17.  This cannot remove the defect of form in the suit as originally brought, which we have already noticed. The substitution of one plaintiff for another can ordinarily be allowed only in a suit brought in proper form. Certain cases were relied upon as showing that where a party, notwithstanding that there may be objections to the form of the suit, allows the suit to proceed to trial on its merits, it is no longer open to him to ask a Court of appeal to dismiss the suit, or any part of it, on the ground of any defect of form. Of these cases the most important one is Tarinee Churn Ghose v. Hunsman Jha 20 W. R. 240. The facts of that case, however, are quite distinguishable from those of the present. There, not only was the objection in point of form not pressed, but the Court was never asked to frame any issue on the point. Here, on the contrary, we find that the objection as to misjoinder was raised in the written statement. The Court was asked to frame an issue on the point; and, then at a still later stage, when the plaintiff No. 1 asked the Court to substitute his name in the place of plaintiff No. 2, the defendants opposed that application on the ground that they had raised an objection at the first hearing to the frame of the suit, and that that objection should be disposed of in their favour.
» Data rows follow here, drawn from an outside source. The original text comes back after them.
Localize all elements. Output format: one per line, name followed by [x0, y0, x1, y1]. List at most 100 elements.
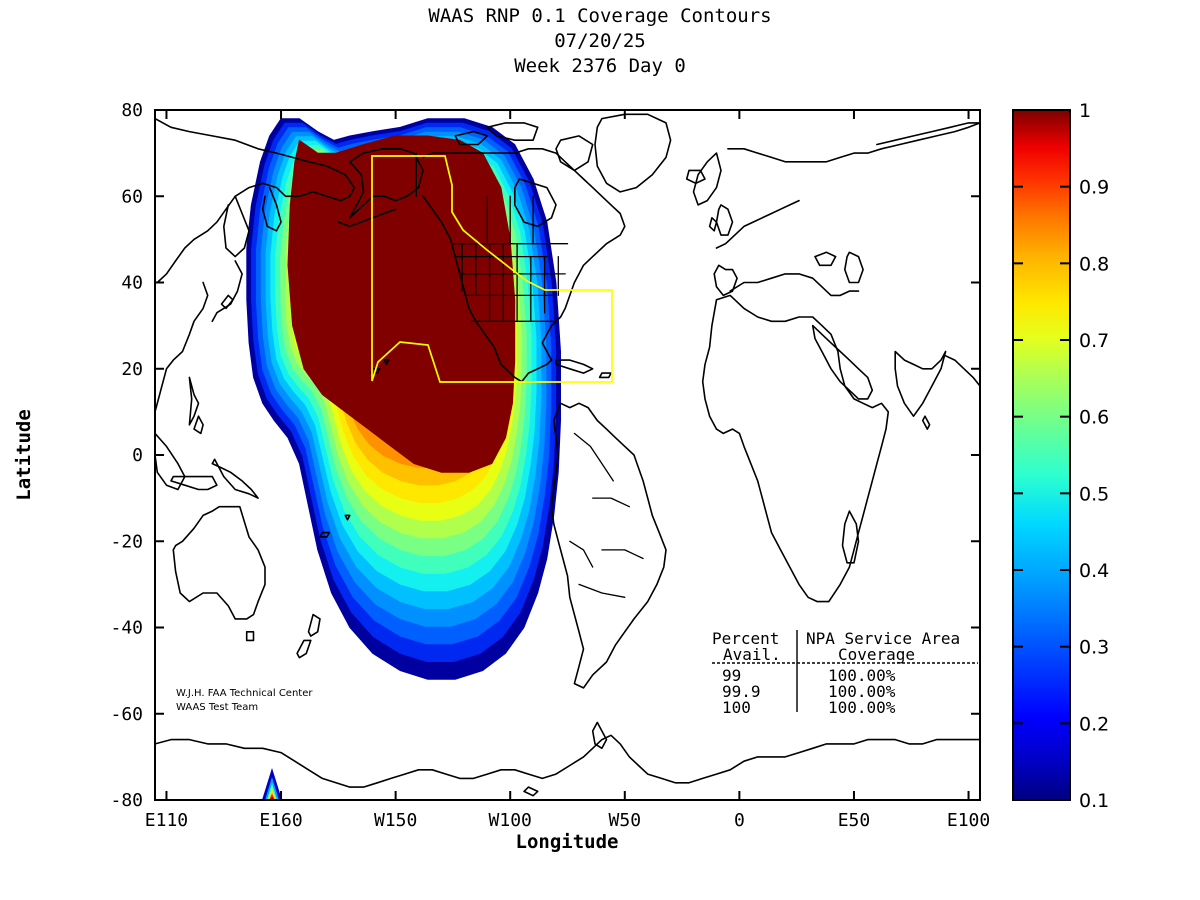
coastline: [708, 217, 718, 232]
state-border: [578, 583, 626, 598]
coastline: [550, 402, 667, 689]
coastline: [296, 639, 312, 659]
x-tick-label: E100: [947, 810, 990, 831]
coastline: [598, 372, 612, 379]
x-tick-label: E110: [145, 810, 188, 831]
colorbar-tick-label: 0.9: [1079, 177, 1109, 199]
coastline: [844, 251, 864, 284]
coastline: [811, 324, 874, 400]
coastline: [383, 359, 390, 366]
x-tick-label: E160: [259, 810, 302, 831]
coastline: [422, 148, 626, 383]
colorbar: 1 0.9 0.8 0.7 0.6 0.5 0.4 0.3 0.2 0.1: [1012, 100, 1109, 812]
coastline: [349, 148, 424, 219]
y-tick-label: 80: [121, 100, 143, 121]
antarctic-coverage-spike: [262, 768, 282, 800]
y-tick-label: -80: [110, 790, 143, 811]
coastline: [319, 531, 330, 538]
y-tick-label: 60: [121, 186, 143, 207]
table-row: 100: [722, 698, 751, 717]
state-border: [569, 540, 594, 568]
coastline: [814, 251, 837, 267]
coastline: [894, 350, 947, 417]
colorbar-tick-label: 1: [1079, 100, 1091, 122]
table-header-right-2: Coverage: [838, 645, 915, 664]
coastline: [261, 186, 282, 232]
coastline: [337, 208, 397, 228]
coastline: [701, 294, 890, 603]
colorbar-frame: [1012, 109, 1071, 801]
coastline: [685, 169, 706, 185]
coastline: [223, 195, 250, 258]
colorbar-tick-label: 0.1: [1079, 790, 1109, 812]
y-tick-label: -20: [110, 531, 143, 552]
table-row-group: 99 100.00% 99.9 100.00% 100 100.00%: [722, 666, 896, 717]
coastline: [555, 135, 594, 172]
credit-line-1: W.J.H. FAA Technical Center: [176, 688, 313, 699]
coastline: [188, 376, 200, 426]
colorbar-tick-label: 0.2: [1079, 713, 1109, 735]
coastline: [211, 260, 243, 323]
npa-service-table: Percent Avail. NPA Service Area Coverage…: [712, 629, 978, 717]
x-tick-label: E50: [838, 810, 871, 831]
coastline: [841, 510, 860, 564]
coastline-layer: [155, 113, 980, 797]
y-tick-label: 20: [121, 359, 143, 380]
coastline: [155, 734, 980, 788]
x-tick-label: W50: [609, 810, 642, 831]
y-tick-label: 40: [121, 273, 143, 294]
coastline: [155, 281, 209, 413]
title-line-1: WAAS RNP 0.1 Coverage Contours: [428, 5, 772, 27]
coastline: [454, 130, 489, 146]
table-header-left-2: Avail.: [723, 645, 781, 664]
coastline: [713, 264, 738, 297]
table-row: 100.00%: [828, 666, 896, 685]
x-tick-label: W150: [374, 810, 417, 831]
y-tick-label: -40: [110, 618, 143, 639]
coastline: [193, 415, 204, 435]
colorbar-ticks: 1 0.9 0.8 0.7 0.6 0.5 0.4 0.3 0.2 0.1: [1013, 100, 1109, 812]
credit-line-2: WAAS Test Team: [176, 702, 258, 713]
table-row: 99.9: [722, 682, 761, 701]
coastline: [921, 415, 931, 430]
coverage-contour-field: [246, 118, 561, 680]
state-border: [601, 549, 644, 560]
y-axis-label: Latitude: [13, 409, 35, 501]
figure-title: WAAS RNP 0.1 Coverage Contours 07/20/25 …: [0, 4, 1200, 79]
npa-service-area-boundary: [371, 155, 613, 383]
y-tick-label: 0: [132, 445, 143, 466]
coastline: [514, 178, 557, 228]
coastline: [211, 458, 259, 499]
coastline: [876, 122, 980, 146]
coastline: [172, 505, 266, 620]
colorbar-tick-label: 0.5: [1079, 483, 1109, 505]
title-line-3: Week 2376 Day 0: [514, 55, 686, 77]
colorbar-tick-label: 0.4: [1079, 560, 1109, 582]
coastline: [591, 721, 608, 750]
colorbar-tick-label: 0.8: [1079, 253, 1109, 275]
colorbar-tick-label: 0.3: [1079, 637, 1109, 659]
coastline: [523, 786, 539, 797]
title-line-2: 07/20/25: [554, 30, 646, 52]
coastline: [715, 204, 734, 236]
coastline: [307, 613, 321, 637]
coastline: [155, 117, 356, 284]
state-border: [573, 432, 614, 482]
coastline: [692, 152, 722, 206]
x-tick-label: W100: [489, 810, 532, 831]
table-header-right-1: NPA Service Area: [806, 629, 960, 648]
x-tick-label: 0: [734, 810, 745, 831]
contour-core-plateau: [287, 135, 516, 473]
colorbar-tick-label: 0.7: [1079, 330, 1109, 352]
coastline: [944, 355, 980, 387]
coastline: [245, 631, 255, 642]
coastline: [344, 514, 351, 521]
colorbar-tick-label: 0.6: [1079, 407, 1109, 429]
coastline: [727, 122, 980, 163]
coastline: [729, 273, 860, 297]
x-axis-label: Longitude: [516, 831, 619, 853]
coastline: [486, 122, 539, 141]
credit-block: W.J.H. FAA Technical Center WAAS Test Te…: [176, 688, 313, 713]
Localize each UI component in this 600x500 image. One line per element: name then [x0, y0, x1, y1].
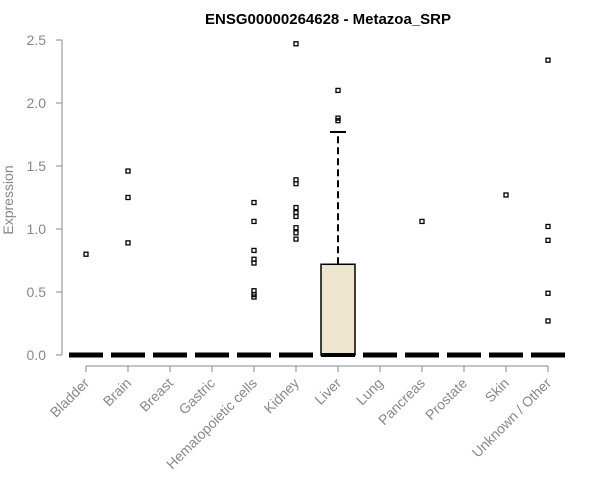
outlier-point	[419, 218, 425, 225]
x-tick-label: Brain	[100, 375, 134, 409]
outlier-point	[293, 230, 299, 236]
box-brain	[111, 168, 145, 358]
outlier-point	[293, 236, 299, 242]
x-tick-label: Pancreas	[375, 375, 428, 428]
box-unknown-other	[531, 57, 565, 358]
outlier-point	[545, 237, 551, 243]
outlier-point	[251, 294, 257, 300]
x-tick-label: Bladder	[47, 375, 93, 421]
outlier-point	[125, 168, 131, 174]
x-tick-label: Breast	[136, 375, 176, 415]
box-liver	[320, 87, 356, 357]
outlier-point	[545, 318, 551, 324]
x-tick-label: Skin	[482, 375, 513, 406]
x-tick-label: Kidney	[261, 375, 303, 417]
box-kidney	[279, 41, 313, 358]
outlier-point	[251, 199, 257, 206]
box-skin	[489, 192, 523, 358]
outlier-point	[293, 41, 299, 47]
y-tick-label: 1.5	[27, 158, 47, 174]
outlier-point	[545, 223, 551, 230]
outlier-point	[251, 247, 257, 254]
outlier-point	[545, 290, 551, 296]
y-tick-label: 1.0	[27, 221, 47, 237]
outlier-point	[293, 180, 299, 187]
box-iqr	[320, 263, 356, 356]
y-axis-title: Expression	[0, 165, 16, 234]
outlier-point	[125, 240, 131, 246]
x-tick-label: Prostate	[422, 375, 470, 423]
outlier-point	[293, 204, 299, 211]
box-hematopoietic-cells	[237, 199, 271, 358]
outlier-point	[545, 57, 551, 63]
outlier-point	[293, 213, 299, 220]
outlier-point	[251, 260, 257, 266]
x-tick-label: Lung	[353, 375, 386, 408]
outlier-point	[293, 225, 299, 231]
outlier-point	[251, 218, 257, 225]
plot-area	[69, 41, 565, 358]
x-tick-label: Liver	[311, 375, 344, 408]
outlier-point	[335, 87, 341, 94]
outlier-point	[83, 251, 89, 257]
outlier-point	[125, 194, 131, 201]
y-tick-label: 2.5	[27, 32, 47, 48]
x-tick-label: Unknown / Other	[469, 375, 555, 461]
box-pancreas	[405, 218, 439, 358]
chart-title: ENSG00000264628 - Metazoa_SRP	[205, 11, 451, 28]
y-tick-label: 2.0	[27, 95, 47, 111]
outlier-point	[503, 192, 509, 198]
box-bladder	[69, 251, 103, 358]
outlier-point	[335, 117, 341, 124]
y-tick-label: 0.0	[27, 347, 47, 363]
y-tick-label: 0.5	[27, 284, 47, 300]
y-axis: 0.0 0.5 1.0 1.5 2.0 2.5	[27, 32, 63, 363]
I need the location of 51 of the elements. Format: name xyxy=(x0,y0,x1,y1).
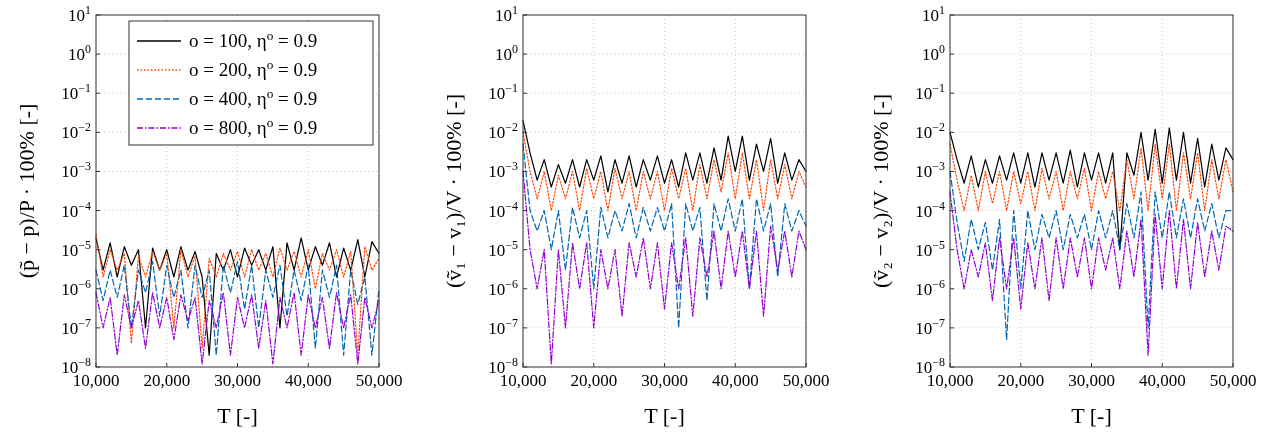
y-tick-label: 10$^{−6}$ xyxy=(488,276,519,299)
x-tick-label: 30,000 xyxy=(214,371,261,390)
line-series xyxy=(949,143,1234,212)
y-tick-label: 10$^{1}$ xyxy=(68,3,92,25)
legend-label: o = 200, η$^{o}$ = 0.9 xyxy=(189,56,318,80)
y-tick-label: 10$^{1}$ xyxy=(922,3,946,25)
y-tick-label: 10$^{−3}$ xyxy=(61,159,92,182)
y-tick-label: 10$^{−5}$ xyxy=(61,237,92,260)
x-tick-label: 20,000 xyxy=(997,371,1045,390)
y-tick-label: 10$^{0}$ xyxy=(68,42,92,65)
y-tick-label: 10$^{−7}$ xyxy=(488,315,519,338)
y-tick-label: 10$^{−5}$ xyxy=(488,237,519,260)
legend-label: o = 800, η$^{o}$ = 0.9 xyxy=(189,114,318,138)
x-axis-title: T [-] xyxy=(217,403,258,428)
legend-label: o = 100, η$^{o}$ = 0.9 xyxy=(189,27,318,51)
x-axis-title: T [-] xyxy=(1071,403,1112,428)
y-tick-label: 10$^{0}$ xyxy=(495,42,519,65)
y-tick-label: 10$^{−2}$ xyxy=(61,120,92,143)
y-tick-label: 10$^{−2}$ xyxy=(488,120,519,143)
x-tick-label: 30,000 xyxy=(641,371,688,390)
y-axis-title: (p̃ − p)/P · 100% [-] xyxy=(14,103,39,279)
y-axis-title: (ṽ₂ − v₂)/V · 100% [-] xyxy=(868,93,893,289)
y-tick-label: 10$^{−1}$ xyxy=(915,81,946,104)
x-tick-label: 50,000 xyxy=(782,371,830,390)
x-axis-title: T [-] xyxy=(644,403,685,428)
line-series xyxy=(95,260,380,356)
y-tick-label: 10$^{−2}$ xyxy=(915,120,946,143)
y-tick-label: 10$^{1}$ xyxy=(495,3,519,25)
x-tick-label: 50,000 xyxy=(355,371,403,390)
y-tick-label: 10$^{−4}$ xyxy=(61,198,92,221)
y-tick-label: 10$^{−7}$ xyxy=(915,315,946,338)
x-tick-label: 40,000 xyxy=(284,371,332,390)
y-tick-label: 10$^{−3}$ xyxy=(915,159,946,182)
y-tick-label: 10$^{−4}$ xyxy=(915,198,946,221)
legend-label: o = 400, η$^{o}$ = 0.9 xyxy=(189,85,318,109)
x-tick-label: 40,000 xyxy=(1138,371,1186,390)
y-tick-label: 10$^{−1}$ xyxy=(61,81,92,104)
x-tick-label: 40,000 xyxy=(711,371,759,390)
y-tick-label: 10$^{−4}$ xyxy=(488,198,519,221)
x-tick-label: 20,000 xyxy=(570,371,618,390)
y-tick-label: 10$^{−5}$ xyxy=(915,237,946,260)
y-tick-label: 10$^{−6}$ xyxy=(61,276,92,299)
y-tick-label: 10$^{−7}$ xyxy=(61,315,92,338)
y-tick-label: 10$^{−1}$ xyxy=(488,81,519,104)
x-tick-label: 30,000 xyxy=(1068,371,1115,390)
y-tick-label: 10$^{0}$ xyxy=(922,42,946,65)
x-tick-label: 20,000 xyxy=(143,371,191,390)
y-tick-label: 10$^{−6}$ xyxy=(915,276,946,299)
y-tick-label: 10$^{−3}$ xyxy=(488,159,519,182)
x-tick-label: 50,000 xyxy=(1209,371,1257,390)
y-axis-title: (ṽ₁ − v₁)/V · 100% [-] xyxy=(441,93,466,289)
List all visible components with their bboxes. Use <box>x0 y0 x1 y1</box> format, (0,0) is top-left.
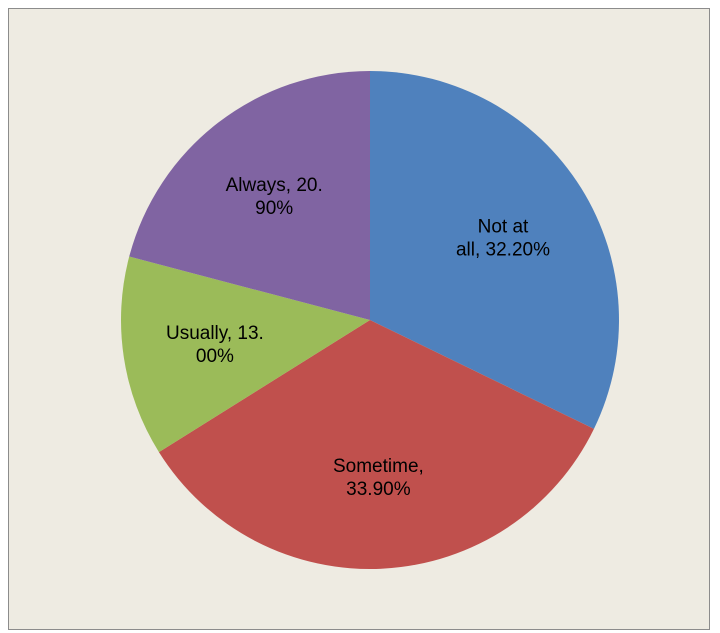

18. We are of opinion, therefore, that the plaintiffs are not entitled to ask us to give them a decree in respect of that portion of the claim, which has been dismissed. Here the question arises as to the form of the order that should have been made in the Court below, and as to the form which the order we make in respect of the claim of plaintiff No. 2 ought to take. No doubt, if the claim of plaintiff No. 2 is disallowed as having been improperly joined in this suit, so much of the judgment of the Court below as determines the question whether the plaintiff No. 2 has any real miras right, must be struck out, and the dismissal of the claim of the plaintiff No. 2 must be made to rest purely on the ground that it has been improperly joined in the present suit. We do not think that our making an order to that effect now can prejudicially affect either plaintiff No. 1 or plaintiff No. 2, or any of the defendants in this case. As plaintiff No. 1 has obtained a decree in regard to that part of the claim which relates to monies paid by  him, and as the defendants did not take exception to that decree on the ground of the frame of the suit being bad, we may take it that, if the plaintiffs had in the Court below been asked to elect, the election would have been made in a way such as would have enabled the Court to make the decree that it has made. At any rate nothing to the contrary has been urged before us. And then as regards plaintiff No. 2, it is true that if she had been put to her election she might have been in a position to bring a fresh suit earlier; but late as she now is, we may observe that her claim is not likely to be barred by any law of limitation. Therefore there is no prejudice to any of the parties resulting from the order that we now make; and that order is that the claim of plaintiff No. 2 be disallowed on the ground of its having been improperly joined with that of plaintiff No. 1.
19. Their Lordships also held that the cross-appeal ought to be dismissed but on grounds not material to this report.
20. The result is that the appeal and the cross-appeal both fail, and the decree of the Court below will be affirmed, subject to the modification indicated above in regard to the dismissal of the claim of the plaintiff No. 2.